-Fort-National en 1900
Edgar Scotti ()
Chef-lieu de commune de plein exercice, créé
en 1871, Fort-National est implanté sur le territoire des Beni-Iraten
à 916 m d'altitude sur un plateau du versant nord du Djurdjura,
en Grande Kabylie. Le Sebaou et ses affluents, l'oued Aïssi, l'oued
Djemma et l'Assif-Khellil qui contournent la ville ont un débit
extrêmement variable, torrents infranchissables en hiver et à
la fonte des neiges, ils ne sont plus que des ruisseaux, bordés
de frênes, presque à sec en été.
L'enceinte de 2200 mètres - flanquée de dix-sept bastions
- qui ceinture Fort- National est percée de deux portes: celle
d'Alger et celle du Djurdjura. La ville, d'une superficie de douze hectares
fortement accidentés, est parcourue par de larges artères
le long desquelles s'élevaient tous les bâtiments administratifs
et militaires.
Au début du xx' siècle la ville, siège de la commune
mixte, abrite une population de 10360 habitants, dont 1050 métropolitains.

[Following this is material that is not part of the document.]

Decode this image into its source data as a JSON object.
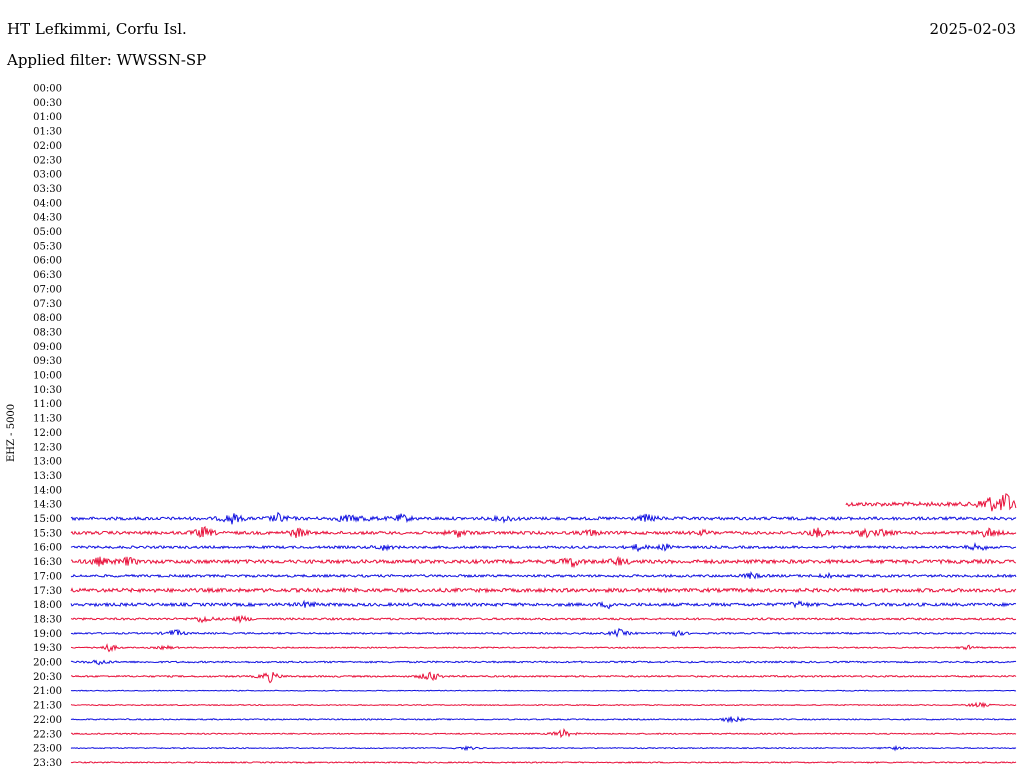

Le long de la rue principale quatre-vingts maisons particulières
sont érigées. La commune mixte s'étend sur 32900
hectares avec une population totale de 52940 personnes Sont rattachés
à la commune mixte les douars ou fractions de douars AïtIraten,
Oumalou, Beni-Aïssi, Beni-Douela, Beni-Mahmoud, Beni-Khellil, Beni-Sedkha-Ouadhia,
Beni-Sedkha-Chenacha, Beni-Yenni et son village des Aït-Lahssen de
2200 habitants, Aït-Iralen.
Un grand marché se tient à Fort-National tous les mercredis.
Six autres marchés se tiennent le dimanche aux Aït-Irdjen
et aux Beni-Sedkha-Ouadhia, le mardi aux Beni-Yenni et aux Aït-Akerma,
le mercredi aux Beni-Douala, et le jeudi aux Beni-Khellil. On y échange
du raisin (tizourine) des variétés kabyles : Ahmeur bou
Ahmeur, Bezzoul el Khadem, Amokrane conduites en treilles. Les transactions
portent surtout sur des céréales : blé, orge, béchena
(sorgho), des huiles, des figues, du beurre et du miel.

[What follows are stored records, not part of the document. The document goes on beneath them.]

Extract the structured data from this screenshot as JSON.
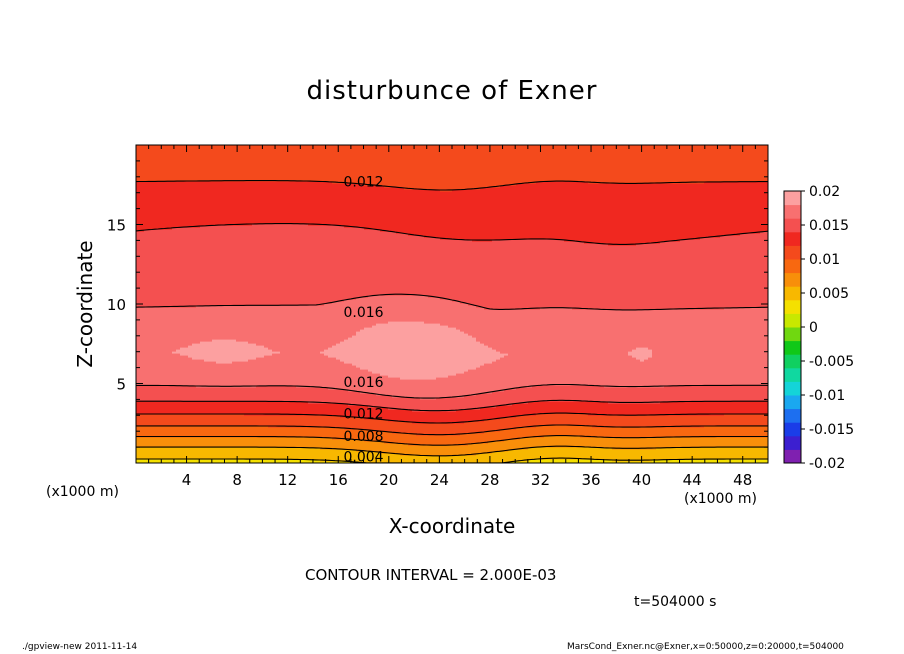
{
  "chart_data": {
    "type": "contour",
    "title": "disturbunce of Exner",
    "xlabel": "X-coordinate",
    "ylabel": "Z-coordinate",
    "x_unit_label": "(x1000 m)",
    "xlim": [
      0,
      50
    ],
    "ylim": [
      0,
      20
    ],
    "x_ticks": [
      4,
      8,
      12,
      16,
      20,
      24,
      28,
      32,
      36,
      40,
      44,
      48
    ],
    "y_ticks": [
      5,
      10,
      15
    ],
    "contour_interval_text": "CONTOUR INTERVAL = 2.000E-03",
    "time_label": "t=504000 s",
    "contour_labels": [
      {
        "text": "0.012",
        "x": 18,
        "z": 17.7
      },
      {
        "text": "0.016",
        "x": 18,
        "z": 9.5
      },
      {
        "text": "0.016",
        "x": 18,
        "z": 5.1
      },
      {
        "text": "0.012",
        "x": 18,
        "z": 3.1
      },
      {
        "text": "0.008",
        "x": 18,
        "z": 1.7
      },
      {
        "text": "0.004",
        "x": 18,
        "z": 0.4
      }
    ],
    "colorbar": {
      "range": [
        -0.02,
        0.02
      ],
      "tick_labels": [
        "0.02",
        "0.015",
        "0.01",
        "0.005",
        "0",
        "-0.005",
        "-0.01",
        "-0.015",
        "-0.02"
      ],
      "colors": [
        "#7f20b0",
        "#3c1fd0",
        "#1a3de8",
        "#1d6ff0",
        "#1aa8f0",
        "#14d4d8",
        "#10d8a0",
        "#10d060",
        "#10c818",
        "#70d810",
        "#c8e800",
        "#f4e000",
        "#f8b800",
        "#f88f0a",
        "#f86810",
        "#f44a1c",
        "#f02820",
        "#f45050",
        "#f87070",
        "#fca0a0"
      ],
      "colors_top_index": 19
    },
    "vertical_profile": [
      {
        "z": 0,
        "value": 0.0035
      },
      {
        "z": 0.5,
        "value": 0.0045
      },
      {
        "z": 1.0,
        "value": 0.006
      },
      {
        "z": 1.5,
        "value": 0.0075
      },
      {
        "z": 2.0,
        "value": 0.009
      },
      {
        "z": 2.5,
        "value": 0.0105
      },
      {
        "z": 3.0,
        "value": 0.0118
      },
      {
        "z": 3.5,
        "value": 0.013
      },
      {
        "z": 4.0,
        "value": 0.0143
      },
      {
        "z": 4.5,
        "value": 0.0155
      },
      {
        "z": 5.5,
        "value": 0.0168
      },
      {
        "z": 7.0,
        "value": 0.0178
      },
      {
        "z": 9.0,
        "value": 0.0168
      },
      {
        "z": 10.0,
        "value": 0.0158
      },
      {
        "z": 12.0,
        "value": 0.0151
      },
      {
        "z": 14.0,
        "value": 0.0143
      },
      {
        "z": 16.0,
        "value": 0.0133
      },
      {
        "z": 17.7,
        "value": 0.012
      },
      {
        "z": 20.0,
        "value": 0.0112
      }
    ]
  },
  "footer": {
    "left": "./gpview-new   2011-11-14",
    "right": "MarsCond_Exner.nc@Exner,x=0:50000,z=0:20000,t=504000"
  }
}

En cette année 1900, la commune mixte de Fort-National abrite 197
moulins à farine et 280 moulins à huile. Les artisans des
Beni-Yenni et surtout ceux des Aït-Lahssen jouissent d'une grande
renommée pour la fabrication des armes blanches, de la bijouterie
et de l'orfèvrerie. D'autres villages sont réputés
pour leurs travaux de sparterie, vannerie, poterie, ainsi que pour le
tissage des laines.
Pendant longtemps, le relief très accidenté rendait aléatoires
les communications entre les villages en raison des violentes crues en
hiver et à la fonte des neiges, des ruisseaux montagnards. Une
série de petits ponts métalliques, construits vers 1910,
facilita les relations entre les villages perchés au sommet de
pitons.
Tous ces villages, reliés les uns aux autres par des sentiers bordés
de spates de figuiers cactus, ont une école vers laquelle convergent
tous les matins les élèves venus des mechtas environnantes.

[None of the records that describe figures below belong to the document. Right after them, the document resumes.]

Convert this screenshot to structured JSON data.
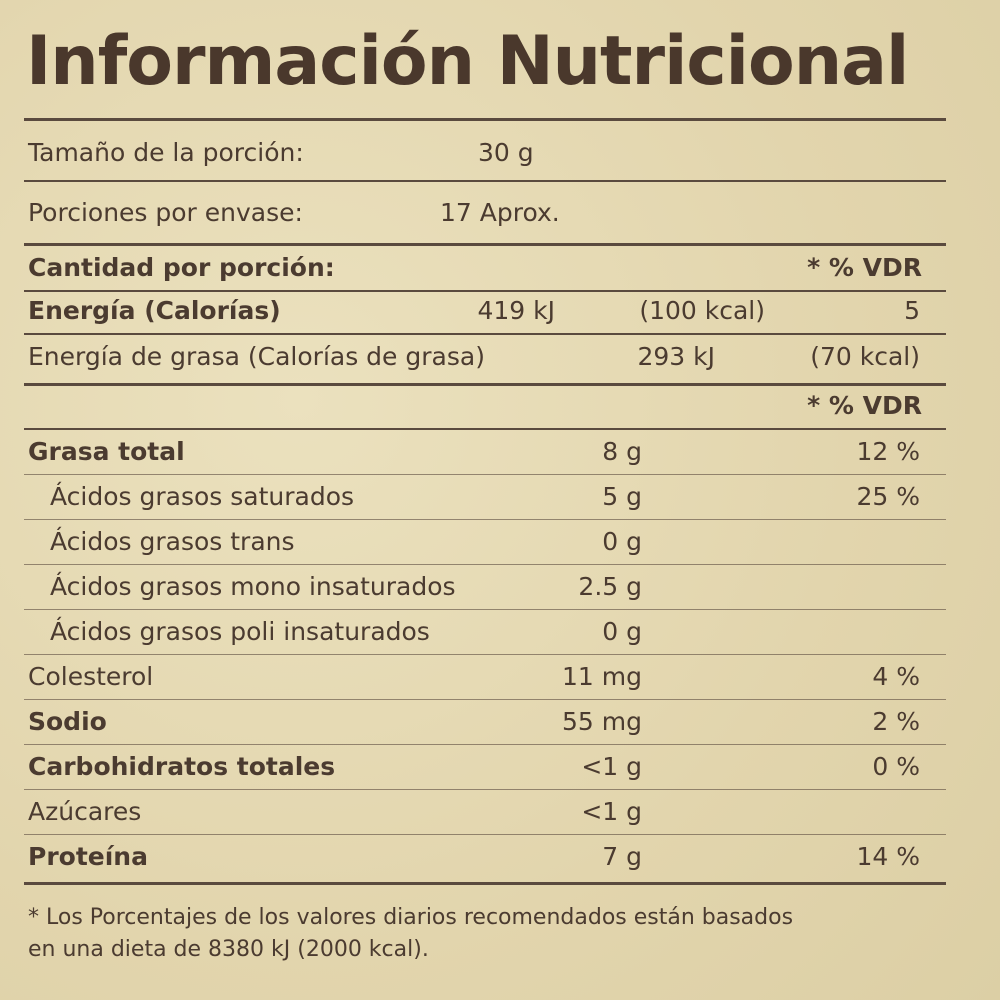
{
  "title": "Información Nutricional",
  "serving": {
    "label": "Tamaño de la porción:",
    "value": "30 g"
  },
  "servings": {
    "label": "Porciones por envase:",
    "value": "17 Aprox."
  },
  "amount_header": {
    "label": "Cantidad por porción:",
    "dv": "* % VDR"
  },
  "energy": {
    "label": "Energía (Calorías)",
    "kj": "419 kJ",
    "kcal": "(100 kcal)",
    "dv": "5"
  },
  "fat_energy": {
    "label": "Energía de grasa (Calorías de grasa)",
    "kj": "293 kJ",
    "kcal": "(70 kcal)"
  },
  "dv_header": "* % VDR",
  "nutrients": [
    {
      "name": "Grasa total",
      "amount": "8 g",
      "dv": "12 %"
    },
    {
      "name": "Ácidos grasos saturados",
      "amount": "5 g",
      "dv": "25 %"
    },
    {
      "name": "Ácidos grasos trans",
      "amount": "0 g"
    },
    {
      "name": "Ácidos grasos mono insaturados",
      "amount": "2.5 g"
    },
    {
      "name": "Ácidos grasos poli insaturados",
      "amount": "0 g"
    },
    {
      "name": "Colesterol",
      "amount": "11 mg",
      "dv": "4 %"
    },
    {
      "name": "Sodio",
      "amount": "55 mg",
      "dv": "2 %"
    },
    {
      "name": "Carbohidratos totales",
      "amount": "<1 g",
      "dv": "0 %"
    },
    {
      "name": "Azúcares",
      "amount": "<1 g"
    },
    {
      "name": "Proteína",
      "amount": "7 g",
      "dv": "14 %"
    }
  ],
  "footnote": [
    "* Los Porcentajes de los valores diarios recomendados están basados",
    "en una dieta de 8380 kJ (2000 kcal)."
  ]
}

Et c'est souvent à pied ou à dos de mulet que les institutrices
et les instituteurs rejoignent les maisons de l'école, entourées
d'un petit jardin, où les élèves apprenent aussi
à utiliser les semences, à greffer et à traiter les
arbres. Pour dispenser cet enseignement horticole et arboricole- en plus
de l'enseignement scolaire habituel - la maîtresse ou le maître
dispose d'un Traité pratique de culture potagère pour l'Afrique
du Nord, rédigé par Hippolyte Truet, professeur d'agriculture
aux écoles normales d'Alger.
C'est dans un climat de confiance absolue que ces enseignants vivaient
au milieu des villageois. Et même, si plus de cent ans après,
il n'est pas possible de les citer tous, évoquons tout de même
le souvenir de ces femmes et de ces hommes qui apprenaient à lire,
écrire et compter à ces petits kabyles en burnous et chéchia
rouge des villages suivants :
à Tizi-Rached |
M. Carnet, |
à Tamazirt |
Mme et M. Corde, MM. Pélissié,Vercueil, |
à Abdeni |
M. Charles, |
à Aït-Yacoub |
M. Yazid Yaker, |
à Iril-Guefri |
M. Habdi, |
à Agouni- Bour'ar |
MM. Ferrand, Meziane, Perret, |
à Timmamert-el-Haâd
|
Mme et M. Casanova,
M. Perrin Terrin, |
à Aït-Meraou |
M. Azouaou, |
à El-Misseur |
M. Idir Mohammed, |
à Taourirt- Mimoun |
MM. Verdi, Pascal, Maury, |
à Aït-Lahssen |
MM. Garapon, Mohand Saïd, Ali Haroun, |
à Agouni-Ahmed |
MM. Pizel, Belguerche, |
à Taourirt-el-Hadjadj |
M. Belhamer, |
à Taourirt-Moussa |
Mme Girardot (mère), M. César Girardot.
|
à Tizi-Hibel |
MM. F. et A. Carrière, |
à Iril-Bouzerou |
MM. Manin, Naït Si Ameur, |
à Taguemount ou Kerouch |
M. Ferhani, |
à Tammaroucht |
M. Hammoutène, |
à El Klaâ |
MM. Baylac, Duport, |
à Akerrou |
MM. Grim, Juvigny. |
Rappelons également les écoles
d'apprentissages que dirigeaient |
à Tamazirt |
M. Demonque, |
à Beni-Yenni |
M. Vidal, |
à Fort-National |
M. Clément. |
Ainsi que les écoles des Pères Blancs aux
Aït-Larbaâ, aux Beni-Sedkha Ouadhia, et à Taguemount-Azouz.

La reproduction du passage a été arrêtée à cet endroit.